Mayo v People The well-entrenched principle is that moral damages depend upon the discretion of the trial courts based on the facts and circumstances of each case. (Prudenciado v. Alliance Transport System, supra; Pleno v. Court of Appeals, 161 SCRA 208 [1988]). This discretion is, however, conditioned in that the "amount awarded should not be palpably and scandalously excessive" so as to indicate that it was the result of prejudice or

corruption on the part of the trial court." (Gellada v. Warner Barnes & Co., Inc., 57 O.G. [4] 7347, 7358; Sadie v. Bachrach Motors Co., Inc. 57 O.G. [4] 636; Prudenciado v. Alliance Transport System, Inc. supra; Pleno v. Court of Appeals, supra; Siguenza v. Court of Appeals, 137 SCRA 570 [1985]). In determining the amount of moral damages, the actual losses sustained by the aggrieved party and the gravity of the injuries must be considered. (Pleno v. Court of Appeals, supra; Prudenciado v. Alliance Transport System, Inc. supra; Siguenza v. Court of Appeals; supra) Finally, "moral damages are emphatically not intended to enrich a complainant at the expense of the defendant. They are awarded only to enable the injured party to obtain means, diversion or amusements that will serve to alleviate the moral suffering he has undergone, by reason of the defendant's culpable action." (R & B Surety & Insurance Co., Inc. v.

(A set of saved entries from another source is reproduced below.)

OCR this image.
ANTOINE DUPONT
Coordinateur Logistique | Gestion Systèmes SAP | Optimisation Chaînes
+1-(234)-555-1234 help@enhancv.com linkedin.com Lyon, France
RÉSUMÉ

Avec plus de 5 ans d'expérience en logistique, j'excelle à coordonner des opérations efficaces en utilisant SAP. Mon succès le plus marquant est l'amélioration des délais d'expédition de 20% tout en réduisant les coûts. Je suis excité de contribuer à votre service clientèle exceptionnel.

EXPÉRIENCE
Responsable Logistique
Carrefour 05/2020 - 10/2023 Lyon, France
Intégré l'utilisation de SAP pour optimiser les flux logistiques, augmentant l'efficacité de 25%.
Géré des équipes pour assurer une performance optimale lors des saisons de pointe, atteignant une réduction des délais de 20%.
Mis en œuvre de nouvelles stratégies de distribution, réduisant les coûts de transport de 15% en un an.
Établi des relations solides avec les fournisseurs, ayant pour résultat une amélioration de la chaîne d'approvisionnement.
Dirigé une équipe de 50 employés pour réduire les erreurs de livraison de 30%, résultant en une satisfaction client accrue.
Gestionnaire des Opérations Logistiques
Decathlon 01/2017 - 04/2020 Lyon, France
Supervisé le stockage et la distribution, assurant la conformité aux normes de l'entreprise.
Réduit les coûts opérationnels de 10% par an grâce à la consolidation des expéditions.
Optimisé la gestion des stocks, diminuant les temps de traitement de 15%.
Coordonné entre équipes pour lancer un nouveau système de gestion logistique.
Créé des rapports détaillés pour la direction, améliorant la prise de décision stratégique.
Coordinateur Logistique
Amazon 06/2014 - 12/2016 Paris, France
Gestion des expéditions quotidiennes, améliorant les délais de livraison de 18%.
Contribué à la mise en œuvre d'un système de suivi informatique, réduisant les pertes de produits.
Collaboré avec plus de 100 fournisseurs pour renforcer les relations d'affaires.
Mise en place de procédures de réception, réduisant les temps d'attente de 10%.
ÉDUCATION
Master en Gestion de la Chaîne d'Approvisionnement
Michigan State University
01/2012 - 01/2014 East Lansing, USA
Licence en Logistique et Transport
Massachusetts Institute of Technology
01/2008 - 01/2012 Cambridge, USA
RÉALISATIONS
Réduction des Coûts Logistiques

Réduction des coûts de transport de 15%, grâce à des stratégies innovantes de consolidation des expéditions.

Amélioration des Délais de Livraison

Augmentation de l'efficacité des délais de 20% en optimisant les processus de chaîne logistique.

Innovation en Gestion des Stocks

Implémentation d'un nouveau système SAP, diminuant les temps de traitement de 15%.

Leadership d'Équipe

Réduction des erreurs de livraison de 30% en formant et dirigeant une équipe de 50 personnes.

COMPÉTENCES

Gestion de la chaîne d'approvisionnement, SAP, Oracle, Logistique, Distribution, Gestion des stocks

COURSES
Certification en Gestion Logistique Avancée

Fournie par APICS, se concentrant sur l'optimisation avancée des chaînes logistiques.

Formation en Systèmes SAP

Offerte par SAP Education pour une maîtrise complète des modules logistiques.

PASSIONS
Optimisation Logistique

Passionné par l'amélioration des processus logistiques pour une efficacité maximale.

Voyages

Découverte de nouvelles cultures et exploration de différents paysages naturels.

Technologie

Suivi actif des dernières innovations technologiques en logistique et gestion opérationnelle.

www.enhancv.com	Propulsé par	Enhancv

Intermediate Appellate Court, 129 SCRA 736 [1984]; citing Grand Union Supermarket, Inc. v. Espino, Jr., 94 SCRA 953 [1979], citedin Prudenciado v. Alliance Transport System, Inc. supra) Applying these principles in the instant case, we rule that the award of P700,000.00 as moral damages in favor of complainant Linda Navarette is unconscionable and excessive. We rejected Navarette's claim for the amount of P1,000,000.00 as moral damages for the loss of her boyfriend. We note that she asked for the amount of P500,000.00 as moral damages due to her personal injuries. Therefore, the award for moral damages should not exceed the amount of P500,000.00 (Makabali v. Court of Appeals, 157 SCRA 253 [1988]) We rule that under the circumstances of the instant case, the amount of P200,000.00 as moral damages in favor of complainant Linda Navarette is reasonable, just and fair. One final consideration. In a resolution dated September 25, 1991, we required Atty. Evelyn Balgos-Guballa of the Acosta and Rico Law Offices, counsel for the private respondent, to show cause why disciplinary action should not be taken against her for failure to file the required memorandum within the extended period which expired on July 22, 1991 within ten days from notice.

In her "COMPLIANCE", Atty. Evelyn Balgos-Guballa stated that she finished the draft of the memorandum as early as the first week of July and submitted it to the partner-in-charge, Atty. Rex G. Rico; that it was only recently, that she discovered that the memorandum was inadvertently inserted by one of their secretaries (while fixing the table of Atty. Rex G. Rico) among the files of other cases of the law firm; that this unfortunate incident precluded the partner-in-charge to review, correct or modify the draft of the memorandum; and that after discovery of the incident they immediately finalized and filed the memorandum on October 8, 1991. We find the explanation of Atty. Balgos-Guballa unsatisfactory. The law firm should have adopted a more systematic procedure to handle pleadings required to be filed in court. In the instant case, the memorandum was due on July 22, 1991 yet and it would seem that the law firm, if believed, discovered the secretary's blunder two (2) months or more thereafter. Such inaction on the part of the law firm, specifically Atty. Rico and Atty. Balgos-Guballa to check whether or not the required memorandum has been filed with the Court within the reglementary period is equivalent to gross negligence on their part to comply with the directive of the Court. WHEREFORE, the instant petition is partly GRANTED. The questioned decision of the Court of Appeals is MODIFIED in that the amount of P700,000.00 as moral damages granted to complainant Linda Navarette is reduced to P200,000.00. Atty. Rex G. Rico and Atty. Evelyn Balgos-Guballa are hereby REPRIMANDED for non-compliance with theResolution dated September 25, 1991 with the warning that further gross negligence of this nature committed by them would be dealt with more severely.